By: Vicky 2011-07-29 16:30
I read a news article about how it has been confirmed by a world renowned neurologist, Dr Pioro who is an expert in motor neuron diseases, that Joost van der Westhuizen has amyotrophic lateral sclerosis and I felt the need to say something about, not necessarily about his diagnosis but about medical things in general.
First and foremost I’d like to point out that this Cleveland Clinic that Joost and his neurologist Dr Jody Pearl went to has approximately 200 neurologists. According to Professor Roland Eastman, President of the Neurology Association of South Africa (NASA), there are only about 120 neurologists in the whole of South Africa which means that this clinic has more neurologists than our whole country. Now most of these neurologists here are in private practice and the only neurologists in public hospitals are those that have a connection to a medical school. In Gauteng that means that only three public hospitals have neurologists.
Now I did a quick doctor search on the three biggest private hospital groups in South Africa; Netcare, Medi-Clinic and Life, and between the three of them they have about 90 neurologists. That leaves about 30 neurologists in public practice. Now think about this as well, only approximately 30% of South Africans have medical aid, so now, what about the rest of the population?
If we delve a bit further into some stats, there are approximately 250 000 people in this country who have epilepsy (this is most probably only based in urban areas so this number is most probably quite higher but let’s just work with this) and they should be treated by a neurologist. Now if this is true, that means that 30 neurologists need to treat 175 000 people with epilepsy. Since you can only get a prescription for six months, you would need to see the neurologist twice a year. This means that these neurologists have 350 000 appointments just for people with epilepsy a year.

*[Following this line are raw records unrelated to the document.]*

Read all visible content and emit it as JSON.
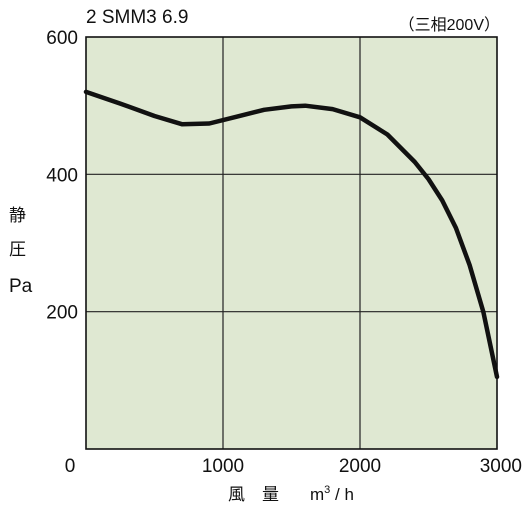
{
  "chart_data": {
    "type": "line",
    "title": "2 SMM3 6.9",
    "note": "（三相200V）",
    "ylabel_chars": [
      "静",
      "圧"
    ],
    "ylabel_unit": "Pa",
    "xlabel_chars": [
      "風",
      "量"
    ],
    "xlabel_unit_base": "m",
    "xlabel_unit_sup": "3",
    "xlabel_unit_tail": " / h",
    "xlim": [
      0,
      3000
    ],
    "ylim": [
      0,
      600
    ],
    "x_ticks": [
      "0",
      "1000",
      "2000",
      "3000"
    ],
    "y_ticks": [
      "200",
      "400",
      "600"
    ],
    "grid": true,
    "background_color": "#dfe8d2",
    "line_color": "#111111",
    "series": [
      {
        "x": [
          0,
          250,
          500,
          700,
          900,
          1100,
          1300,
          1500,
          1600,
          1800,
          2000,
          2200,
          2400,
          2500,
          2600,
          2700,
          2800,
          2900,
          3000
        ],
        "y": [
          520,
          503,
          485,
          473,
          474,
          484,
          494,
          499,
          500,
          495,
          483,
          458,
          418,
          393,
          362,
          322,
          268,
          200,
          105
        ]
      }
    ]
  }
}
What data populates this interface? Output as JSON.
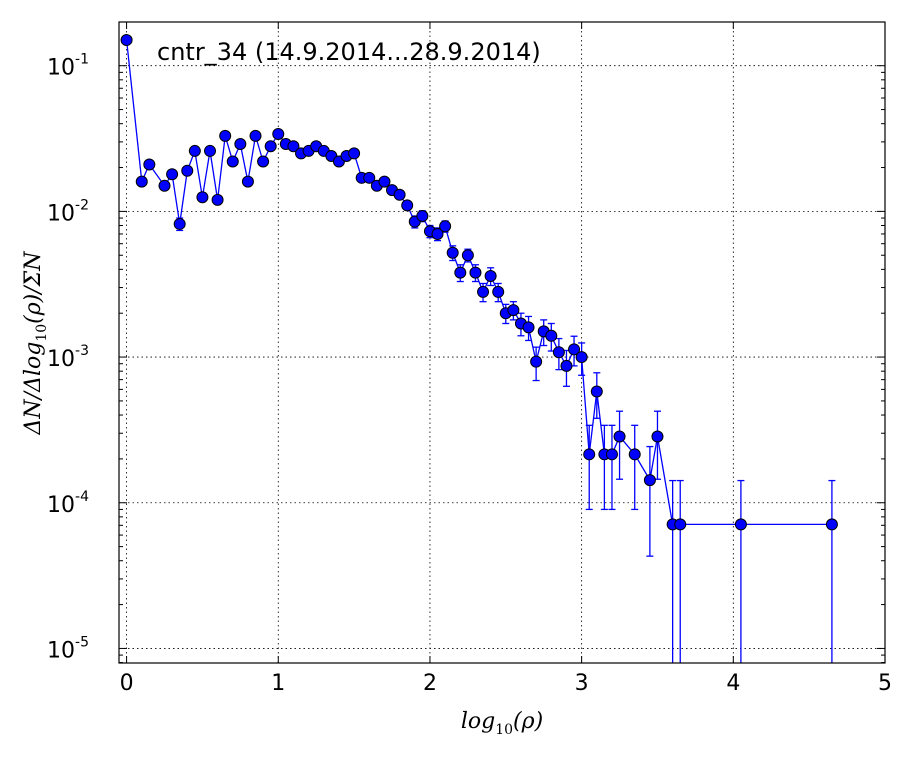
{
  "chart_data": {
    "type": "scatter",
    "title": "cntr_34 (14.9.2014...28.9.2014)",
    "xlabel": {
      "main": "log",
      "sub": "10",
      "tail": "(ρ)"
    },
    "ylabel": {
      "pre": "ΔN/Δlog",
      "sub": "10",
      "post": "(ρ)/ΣN"
    },
    "x_ticks": [
      "0",
      "1",
      "2",
      "3",
      "4",
      "5"
    ],
    "y_ticks": [
      {
        "base": "10",
        "exp": "-1"
      },
      {
        "base": "10",
        "exp": "-2"
      },
      {
        "base": "10",
        "exp": "-3"
      },
      {
        "base": "10",
        "exp": "-4"
      },
      {
        "base": "10",
        "exp": "-5"
      }
    ],
    "xlim": [
      -0.05,
      5.0
    ],
    "ylim_log10": [
      -5.1,
      -0.7
    ],
    "y_scale": "log",
    "grid": true,
    "series_color": "#0000ff",
    "series": [
      {
        "x": [
          0.0,
          0.1,
          0.15,
          0.25,
          0.3,
          0.35,
          0.4,
          0.45,
          0.5,
          0.55,
          0.6,
          0.65,
          0.7,
          0.75,
          0.8,
          0.85,
          0.9,
          0.95,
          1.0,
          1.05,
          1.1,
          1.15,
          1.2,
          1.25,
          1.3,
          1.35,
          1.4,
          1.45,
          1.5,
          1.55,
          1.6,
          1.65,
          1.7,
          1.75,
          1.8,
          1.85,
          1.9,
          1.95,
          2.0,
          2.05,
          2.1,
          2.15,
          2.2,
          2.25,
          2.3,
          2.35,
          2.4,
          2.45,
          2.5,
          2.55,
          2.6,
          2.65,
          2.7,
          2.75,
          2.8,
          2.85,
          2.9,
          2.95,
          3.0,
          3.05,
          3.1,
          3.15,
          3.2,
          3.25,
          3.35,
          3.45,
          3.5,
          3.6,
          3.65,
          4.05,
          4.65
        ],
        "y": [
          0.15,
          0.016,
          0.021,
          0.015,
          0.018,
          0.0082,
          0.019,
          0.026,
          0.0125,
          0.026,
          0.012,
          0.033,
          0.022,
          0.029,
          0.016,
          0.033,
          0.022,
          0.028,
          0.034,
          0.029,
          0.028,
          0.025,
          0.026,
          0.028,
          0.026,
          0.024,
          0.022,
          0.024,
          0.025,
          0.017,
          0.017,
          0.015,
          0.016,
          0.014,
          0.013,
          0.011,
          0.0085,
          0.0093,
          0.0073,
          0.007,
          0.0079,
          0.0052,
          0.0038,
          0.005,
          0.0038,
          0.0028,
          0.0036,
          0.0028,
          0.002,
          0.0021,
          0.0017,
          0.0016,
          0.00093,
          0.0015,
          0.0014,
          0.00108,
          0.00087,
          0.00113,
          0.001,
          0.000215,
          0.00058,
          0.000215,
          0.000215,
          0.000285,
          0.000215,
          0.000143,
          0.000285,
          7.1e-05,
          7.1e-05,
          7.1e-05,
          7.1e-05
        ],
        "err_lo": [
          0.0,
          0.0,
          0.0,
          0.0,
          0.0,
          0.0008,
          0.0,
          0.0,
          0.0,
          0.0,
          0.0,
          0.0,
          0.0,
          0.0,
          0.0,
          0.0,
          0.0,
          0.0,
          0.0,
          0.0,
          0.0,
          0.0,
          0.0,
          0.0,
          0.0,
          0.0,
          0.0,
          0.0,
          0.0,
          0.0,
          0.0,
          0.0,
          0.0,
          0.0,
          0.0,
          0.0,
          0.0008,
          0.0008,
          0.0007,
          0.0007,
          0.0007,
          0.0006,
          0.0005,
          0.0005,
          0.0005,
          0.0004,
          0.0005,
          0.0004,
          0.0003,
          0.0003,
          0.0003,
          0.0003,
          0.00024,
          0.0003,
          0.0003,
          0.00026,
          0.00024,
          0.00026,
          0.00025,
          0.000125,
          0.0002,
          0.000125,
          0.000125,
          0.00014,
          0.000125,
          0.0001,
          0.00014,
          7.05e-05,
          7.05e-05,
          7.05e-05,
          7.05e-05
        ],
        "err_hi": [
          0.0,
          0.0,
          0.0,
          0.0,
          0.0,
          0.0008,
          0.0,
          0.0,
          0.0,
          0.0,
          0.0,
          0.0,
          0.0,
          0.0,
          0.0,
          0.0,
          0.0,
          0.0,
          0.0,
          0.0,
          0.0,
          0.0,
          0.0,
          0.0,
          0.0,
          0.0,
          0.0,
          0.0,
          0.0,
          0.0,
          0.0,
          0.0,
          0.0,
          0.0,
          0.0,
          0.0,
          0.0008,
          0.0008,
          0.0007,
          0.0007,
          0.0007,
          0.0006,
          0.0005,
          0.0005,
          0.0005,
          0.0004,
          0.0005,
          0.0004,
          0.0003,
          0.0003,
          0.0003,
          0.0003,
          0.00024,
          0.0003,
          0.0003,
          0.00026,
          0.00024,
          0.00026,
          0.00025,
          0.000125,
          0.0002,
          0.000125,
          0.000125,
          0.00014,
          0.000125,
          0.0001,
          0.00014,
          7.1e-05,
          7.1e-05,
          7.1e-05,
          7.1e-05
        ]
      }
    ]
  }
}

According to my experience, if the doctor is going to ask questions and what not, an appointment should last around 20 minutes. This means that each of these doctors should spend almost 3 900 hours a year with these patients and if you work on a 60 hour work week and no holidays, they only have 3 120 hours to treat these patients and then let’s not forget the others with different neurological conditions which also need to be squeezed in somewhere. I raise my hands in defeat.
How is it physically possible? Technically, your GP should not be treating you for epilepsy, but that is one of the only explanations as to how this situation is under “control”. It’s that or these people that don’t have medical aid aren’t getting treatment or the neurologists are being reckless and are just writing out prescriptions without doing any form of follow up. And I’m sure that this problem is not just in the neurology speciality, it must be across the board.
I’ve said this numerous times to people that I know and I’m pretty sure that I’m going to say it many, many more times. This is going to sound like I’m a bit heartless but please don’t take this in the wrong way. People are only sparing a thought for Joost because he is a public figure, what about all the other people with this disease? Should they just be ignored because they’re “nobodies”? I can’t find any South African stats, but in the US, 5 000 people are diagnosed with amyotrophic lateral sclerosis every year.
There hasn’t been a link to anything yet with which groups are more likely to get the disease, except that men are more susceptible. So if we had to work with this number and the fact that there are approximately 311 million people in the US, based on that ratio, it means that approximately 800 people in South Africa are diagnosed with this each year. I know it’s not an entirely accurate way to determine the numbers but I’m working with what I’ve got here. So what about the other 799 people? Don’t they just get a second of other people’s thoughts?
I know I am fighting a battle that I will never, ever win. I mean, it’s impossible for people to give a thought to all those who suffer from some sort of disease and your eyes are only opened to these type of things if you personally know someone who suffers from some sort of disease but I feel so strongly that people just need to wake up and just take a minute to sit back and think about all those that are in some sort of suffering at the moment, whether it be something life threatening or just something that you have which you can control but limits your lifestyle in some way or another.
Just thinking about what I’ve typed in the paragraph above makes me want to laugh at myself. Like, what am I trying to achieve with this? It’s ridiculous actually but I just really feel that this needs to be put out there. Even though we can’t pinpoint everyone who has some sort of disease, we can at least spend a second to also think of them like we do when we hear a celebrity has been diagnosed with something.